AC: I think it’s both mental and technical. Here is a kid from the “favelas” of Brazil who came from nothing. He used to live out on the street. I have friends who know him tell me that he would often sleep in the gym and would often go days without eating a real meal. So imagine what kind of drive he must have and how mentally tough he is growing up under such conditions and then becoming the success that he is.
I’m pretty sure he will do everything in his power to keep what he now has. Also, from a physical and technical standpoint, he is simply phenomenal. Accurate and fast striking with black belt level Jiu-Jitsu and an amazing base. He is incredibly hard to take down. Even if you were to do so, he is so explosive that he can bounce back to his feet. He is a very deserving champion and deserves all the success he has.
BF: Fighters that are coming up through the ranks now are experiencing a different MMA landscape than you did. There are more opportunities now, more money, more visibility. While the benefits of better pay and more visibility of the sport are obvious do you think there are any drawbacks to coming up in today’s MMA scene compared to the scene you came up in?
AC: I wouldn’t call it a drawback, but I will say that the fighters of today have an easier road then those who started even 10 years ago. Another problem I see is that with the advent of The Ultimate Fighter show and MMA being on regular TV, young people think that there is a lot of money involved in the sport and that they can take an easy road to success.

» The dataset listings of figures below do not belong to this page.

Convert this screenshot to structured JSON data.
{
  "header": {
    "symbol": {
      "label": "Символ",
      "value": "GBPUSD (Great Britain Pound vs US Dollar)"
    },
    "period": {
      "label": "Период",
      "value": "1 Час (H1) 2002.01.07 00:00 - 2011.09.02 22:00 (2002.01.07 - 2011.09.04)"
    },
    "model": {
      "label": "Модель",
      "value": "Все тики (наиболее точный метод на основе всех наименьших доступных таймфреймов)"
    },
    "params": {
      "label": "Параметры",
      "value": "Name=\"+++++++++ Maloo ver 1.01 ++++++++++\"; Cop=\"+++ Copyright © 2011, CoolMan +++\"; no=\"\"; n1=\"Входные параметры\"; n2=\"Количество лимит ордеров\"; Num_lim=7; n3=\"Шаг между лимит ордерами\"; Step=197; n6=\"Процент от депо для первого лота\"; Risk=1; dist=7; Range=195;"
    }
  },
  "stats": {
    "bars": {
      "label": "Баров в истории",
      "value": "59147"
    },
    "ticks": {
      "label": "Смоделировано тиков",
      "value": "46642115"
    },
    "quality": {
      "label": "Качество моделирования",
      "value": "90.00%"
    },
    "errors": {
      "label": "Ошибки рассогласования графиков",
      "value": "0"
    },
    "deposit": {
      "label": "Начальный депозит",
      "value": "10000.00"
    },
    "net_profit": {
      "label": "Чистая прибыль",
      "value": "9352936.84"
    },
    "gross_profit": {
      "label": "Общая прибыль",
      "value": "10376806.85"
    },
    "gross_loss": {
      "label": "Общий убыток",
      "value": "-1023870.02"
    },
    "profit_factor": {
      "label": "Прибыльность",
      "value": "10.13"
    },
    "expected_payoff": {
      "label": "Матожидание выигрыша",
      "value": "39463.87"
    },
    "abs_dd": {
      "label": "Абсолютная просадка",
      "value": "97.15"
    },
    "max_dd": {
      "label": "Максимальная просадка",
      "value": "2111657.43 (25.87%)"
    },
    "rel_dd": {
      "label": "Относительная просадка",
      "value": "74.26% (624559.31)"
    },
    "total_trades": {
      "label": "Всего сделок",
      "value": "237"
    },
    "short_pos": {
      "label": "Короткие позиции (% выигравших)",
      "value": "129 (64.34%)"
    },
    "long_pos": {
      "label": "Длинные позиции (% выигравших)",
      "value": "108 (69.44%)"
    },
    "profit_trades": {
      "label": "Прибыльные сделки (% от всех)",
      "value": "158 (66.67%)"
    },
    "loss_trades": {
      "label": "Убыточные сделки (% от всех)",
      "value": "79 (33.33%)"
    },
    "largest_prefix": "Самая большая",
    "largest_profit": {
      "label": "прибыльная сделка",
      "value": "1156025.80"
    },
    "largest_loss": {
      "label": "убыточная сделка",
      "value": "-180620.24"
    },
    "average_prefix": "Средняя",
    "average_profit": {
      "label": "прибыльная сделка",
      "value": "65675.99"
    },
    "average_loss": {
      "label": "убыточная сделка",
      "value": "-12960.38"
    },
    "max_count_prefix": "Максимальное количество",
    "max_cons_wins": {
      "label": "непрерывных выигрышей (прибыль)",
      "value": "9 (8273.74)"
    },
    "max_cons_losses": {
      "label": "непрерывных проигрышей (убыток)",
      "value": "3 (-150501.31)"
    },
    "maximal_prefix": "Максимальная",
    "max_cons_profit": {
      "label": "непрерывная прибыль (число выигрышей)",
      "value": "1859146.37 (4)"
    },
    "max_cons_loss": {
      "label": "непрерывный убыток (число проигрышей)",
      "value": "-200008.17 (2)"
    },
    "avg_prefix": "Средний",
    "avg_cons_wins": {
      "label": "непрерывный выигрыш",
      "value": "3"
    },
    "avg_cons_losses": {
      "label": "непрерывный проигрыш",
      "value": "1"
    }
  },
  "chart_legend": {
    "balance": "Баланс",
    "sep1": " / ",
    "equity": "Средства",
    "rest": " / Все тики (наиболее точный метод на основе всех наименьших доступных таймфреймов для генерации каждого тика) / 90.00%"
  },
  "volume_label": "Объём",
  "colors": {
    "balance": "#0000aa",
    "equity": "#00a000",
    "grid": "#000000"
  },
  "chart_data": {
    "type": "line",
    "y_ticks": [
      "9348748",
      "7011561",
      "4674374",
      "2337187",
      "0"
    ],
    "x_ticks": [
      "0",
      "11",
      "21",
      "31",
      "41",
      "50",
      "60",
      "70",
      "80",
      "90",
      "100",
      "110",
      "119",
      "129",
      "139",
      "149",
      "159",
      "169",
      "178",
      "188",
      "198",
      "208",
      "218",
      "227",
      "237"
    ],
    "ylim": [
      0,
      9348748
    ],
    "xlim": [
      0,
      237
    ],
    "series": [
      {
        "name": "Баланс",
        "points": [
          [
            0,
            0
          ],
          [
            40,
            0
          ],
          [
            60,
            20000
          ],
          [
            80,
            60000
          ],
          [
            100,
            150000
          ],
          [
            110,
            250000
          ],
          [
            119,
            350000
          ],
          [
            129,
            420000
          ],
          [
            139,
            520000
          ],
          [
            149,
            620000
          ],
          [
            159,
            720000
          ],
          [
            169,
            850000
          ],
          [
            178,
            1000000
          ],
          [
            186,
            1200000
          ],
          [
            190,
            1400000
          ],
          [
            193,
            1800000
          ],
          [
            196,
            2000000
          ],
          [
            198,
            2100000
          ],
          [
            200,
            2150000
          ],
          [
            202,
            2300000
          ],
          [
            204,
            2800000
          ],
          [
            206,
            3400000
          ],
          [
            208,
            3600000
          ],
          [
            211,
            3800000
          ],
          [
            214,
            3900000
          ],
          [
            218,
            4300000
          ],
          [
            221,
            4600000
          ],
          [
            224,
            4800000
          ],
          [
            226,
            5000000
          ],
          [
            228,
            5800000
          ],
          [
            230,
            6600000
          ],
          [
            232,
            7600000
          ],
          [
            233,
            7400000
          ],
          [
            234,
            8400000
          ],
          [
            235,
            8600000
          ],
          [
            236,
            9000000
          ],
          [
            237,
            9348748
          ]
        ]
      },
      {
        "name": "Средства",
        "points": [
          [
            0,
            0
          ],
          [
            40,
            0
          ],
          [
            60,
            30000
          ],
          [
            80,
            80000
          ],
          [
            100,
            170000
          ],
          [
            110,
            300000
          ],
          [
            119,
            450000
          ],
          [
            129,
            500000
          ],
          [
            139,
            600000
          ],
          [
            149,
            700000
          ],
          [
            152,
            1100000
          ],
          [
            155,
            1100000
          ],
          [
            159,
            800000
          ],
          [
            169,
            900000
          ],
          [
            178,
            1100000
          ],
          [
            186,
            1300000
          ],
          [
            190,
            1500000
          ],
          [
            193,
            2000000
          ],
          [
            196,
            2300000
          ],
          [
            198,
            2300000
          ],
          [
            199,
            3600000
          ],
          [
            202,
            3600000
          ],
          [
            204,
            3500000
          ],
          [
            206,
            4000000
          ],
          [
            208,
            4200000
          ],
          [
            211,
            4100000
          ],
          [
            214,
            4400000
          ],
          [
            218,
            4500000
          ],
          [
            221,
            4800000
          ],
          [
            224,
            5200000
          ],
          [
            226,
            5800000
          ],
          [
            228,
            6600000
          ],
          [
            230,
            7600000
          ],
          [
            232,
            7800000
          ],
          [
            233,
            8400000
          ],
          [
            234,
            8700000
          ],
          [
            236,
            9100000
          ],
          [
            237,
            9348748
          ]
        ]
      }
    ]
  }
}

I can assure everyone, nothing comes easy in this sport and you better be in it for the right reasons. This sport can chew you up and spit you out rather quickly. I will always say this – this is a very honest and honorable sport at its core. You will find out rather quickly what kind of person you are.

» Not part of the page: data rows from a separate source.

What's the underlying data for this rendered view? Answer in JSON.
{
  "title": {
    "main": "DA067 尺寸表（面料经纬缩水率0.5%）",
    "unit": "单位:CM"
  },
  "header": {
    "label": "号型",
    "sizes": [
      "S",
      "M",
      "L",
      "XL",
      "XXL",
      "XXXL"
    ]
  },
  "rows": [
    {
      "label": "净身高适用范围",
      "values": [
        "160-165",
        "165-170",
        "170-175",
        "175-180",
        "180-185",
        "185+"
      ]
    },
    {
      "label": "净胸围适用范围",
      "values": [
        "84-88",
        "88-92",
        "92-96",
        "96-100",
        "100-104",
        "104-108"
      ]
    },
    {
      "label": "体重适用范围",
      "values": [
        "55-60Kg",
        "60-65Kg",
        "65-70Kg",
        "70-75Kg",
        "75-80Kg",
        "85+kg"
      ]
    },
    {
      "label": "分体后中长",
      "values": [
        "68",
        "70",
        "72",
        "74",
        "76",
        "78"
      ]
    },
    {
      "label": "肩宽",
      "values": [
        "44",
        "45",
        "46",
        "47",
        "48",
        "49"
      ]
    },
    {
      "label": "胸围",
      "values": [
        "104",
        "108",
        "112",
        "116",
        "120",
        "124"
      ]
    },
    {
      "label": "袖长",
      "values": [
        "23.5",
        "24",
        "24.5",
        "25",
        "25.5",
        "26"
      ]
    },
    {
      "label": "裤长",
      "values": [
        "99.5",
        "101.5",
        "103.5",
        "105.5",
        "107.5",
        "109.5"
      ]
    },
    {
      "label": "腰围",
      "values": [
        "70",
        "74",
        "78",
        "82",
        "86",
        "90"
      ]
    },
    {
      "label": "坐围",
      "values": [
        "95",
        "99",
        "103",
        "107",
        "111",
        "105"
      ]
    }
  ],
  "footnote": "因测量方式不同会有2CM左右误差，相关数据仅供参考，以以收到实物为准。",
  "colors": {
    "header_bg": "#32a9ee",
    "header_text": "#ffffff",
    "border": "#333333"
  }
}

BF: Now for fun stuff – Star Wars or Star Trek?
AC: Neither (laughs). Not a fan of (either) series actually. Sorry.
BF: Ninja Turtles or Thunder Cats?
AC: Ninja Turtles. I like Thunder Cats, but always thought that ninjas were just plain cooler. I still have some of the old Ninja Turtles figures kicking around in my garage.
BF: A lion and a shark fight in two feet of water. Who wins?

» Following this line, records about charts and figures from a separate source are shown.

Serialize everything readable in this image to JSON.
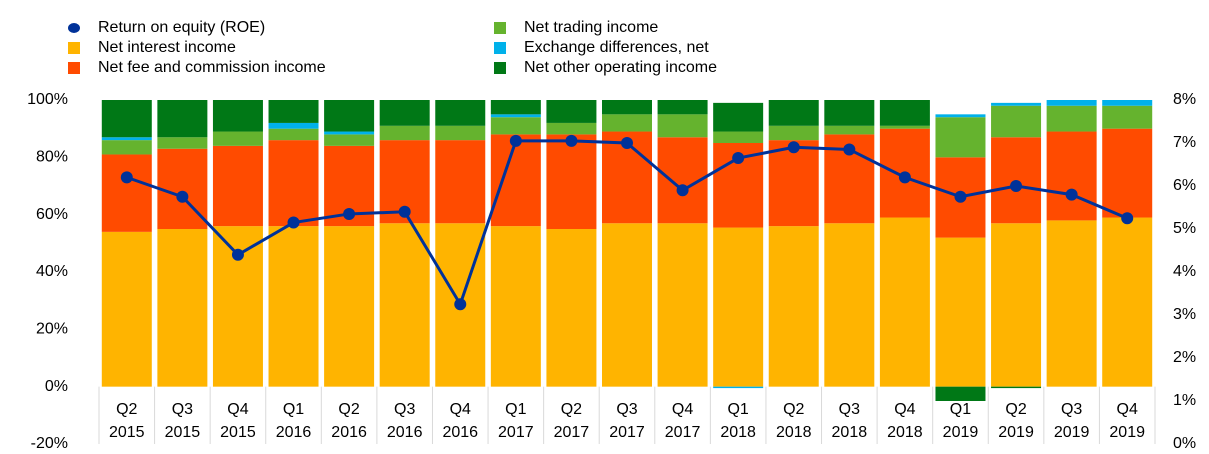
{
  "chart_data": {
    "type": "stacked_bar_line",
    "categories": [
      [
        "Q2",
        "2015"
      ],
      [
        "Q3",
        "2015"
      ],
      [
        "Q4",
        "2015"
      ],
      [
        "Q1",
        "2016"
      ],
      [
        "Q2",
        "2016"
      ],
      [
        "Q3",
        "2016"
      ],
      [
        "Q4",
        "2016"
      ],
      [
        "Q1",
        "2017"
      ],
      [
        "Q2",
        "2017"
      ],
      [
        "Q3",
        "2017"
      ],
      [
        "Q4",
        "2017"
      ],
      [
        "Q1",
        "2018"
      ],
      [
        "Q2",
        "2018"
      ],
      [
        "Q3",
        "2018"
      ],
      [
        "Q4",
        "2018"
      ],
      [
        "Q1",
        "2019"
      ],
      [
        "Q2",
        "2019"
      ],
      [
        "Q3",
        "2019"
      ],
      [
        "Q4",
        "2019"
      ]
    ],
    "series": [
      {
        "name": "Net interest income",
        "color": "#ffb400",
        "values": [
          54,
          55,
          56,
          56,
          56,
          57,
          57,
          56,
          55,
          57,
          57,
          55.5,
          56,
          57,
          59,
          52,
          57,
          58,
          59
        ]
      },
      {
        "name": "Net fee and commission income",
        "color": "#ff4b00",
        "values": [
          27,
          28,
          28,
          30,
          28,
          29,
          29,
          32,
          33,
          32,
          30,
          29.5,
          30,
          31,
          31,
          28,
          30,
          31,
          31
        ]
      },
      {
        "name": "Net trading income",
        "color": "#65b32e",
        "values": [
          5,
          4,
          5,
          4,
          4,
          5,
          5,
          6,
          4,
          6,
          8,
          4,
          5,
          3,
          1,
          14,
          11,
          9,
          8
        ]
      },
      {
        "name": "Exchange differences, net",
        "color": "#00b1ea",
        "values": [
          1,
          0,
          0,
          2,
          1,
          0,
          0,
          1,
          0,
          0,
          0,
          -0.5,
          0,
          0,
          0,
          1,
          1,
          2,
          2
        ]
      },
      {
        "name": "Net other operating income",
        "color": "#007816",
        "values": [
          13,
          13,
          11,
          8,
          11,
          9,
          9,
          5,
          8,
          5,
          5,
          10,
          9,
          9,
          9,
          -5,
          -0.5,
          0,
          0
        ]
      },
      {
        "name": "Return on equity (ROE)",
        "color": "#003299",
        "axis": "y2",
        "type": "line",
        "values": [
          6.2,
          5.75,
          4.4,
          5.15,
          5.35,
          5.4,
          3.25,
          7.05,
          7.05,
          7.0,
          5.9,
          6.65,
          6.9,
          6.85,
          6.2,
          5.75,
          6.0,
          5.8,
          5.25
        ]
      }
    ],
    "ylim": [
      -20,
      100
    ],
    "yticks": [
      {
        "value": -20,
        "label": "-20%"
      },
      {
        "value": 0,
        "label": "0%"
      },
      {
        "value": 20,
        "label": "20%"
      },
      {
        "value": 40,
        "label": "40%"
      },
      {
        "value": 60,
        "label": "60%"
      },
      {
        "value": 80,
        "label": "80%"
      },
      {
        "value": 100,
        "label": "100%"
      }
    ],
    "y2lim": [
      0,
      8
    ],
    "y2ticks": [
      {
        "value": 0,
        "label": "0%"
      },
      {
        "value": 1,
        "label": "1%"
      },
      {
        "value": 2,
        "label": "2%"
      },
      {
        "value": 3,
        "label": "3%"
      },
      {
        "value": 4,
        "label": "4%"
      },
      {
        "value": 5,
        "label": "5%"
      },
      {
        "value": 6,
        "label": "6%"
      },
      {
        "value": 7,
        "label": "7%"
      },
      {
        "value": 8,
        "label": "8%"
      }
    ],
    "legend": "top"
  }
}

AC: The lion with his reflexes, quickness and sharp claws and chomping jaws has the edge.
BF: You’re a known coffee junkie… Starbucks, Tim Hortons or other?
AC: I like Tim Hortons, but feel their coffee has gone a little downhill in the last little while. Right now, I enjoy coffee from a place called Coffee Culture. They make a fine cup of coffee.
BF: Favorite 80’s martial arts movie
AC: BloodSport. That was one movie I watched constantly when I was younger. I always hoped that competitions like that would one day exist and not be “underground.” Low and behold, the Gracies came along and created the Ultimate Fighting Championship for the world to watch.
BF: Best 8-bit video game?
AC: Tough one to answer. There are so many classics from the 8-bit era. I would say either Super Mario Brothers 3 or Mike Tyson’s Punch Out! I spent a lot of my youth playing those games. I still manage to occasionally get some play time with both of those ones. Timeless!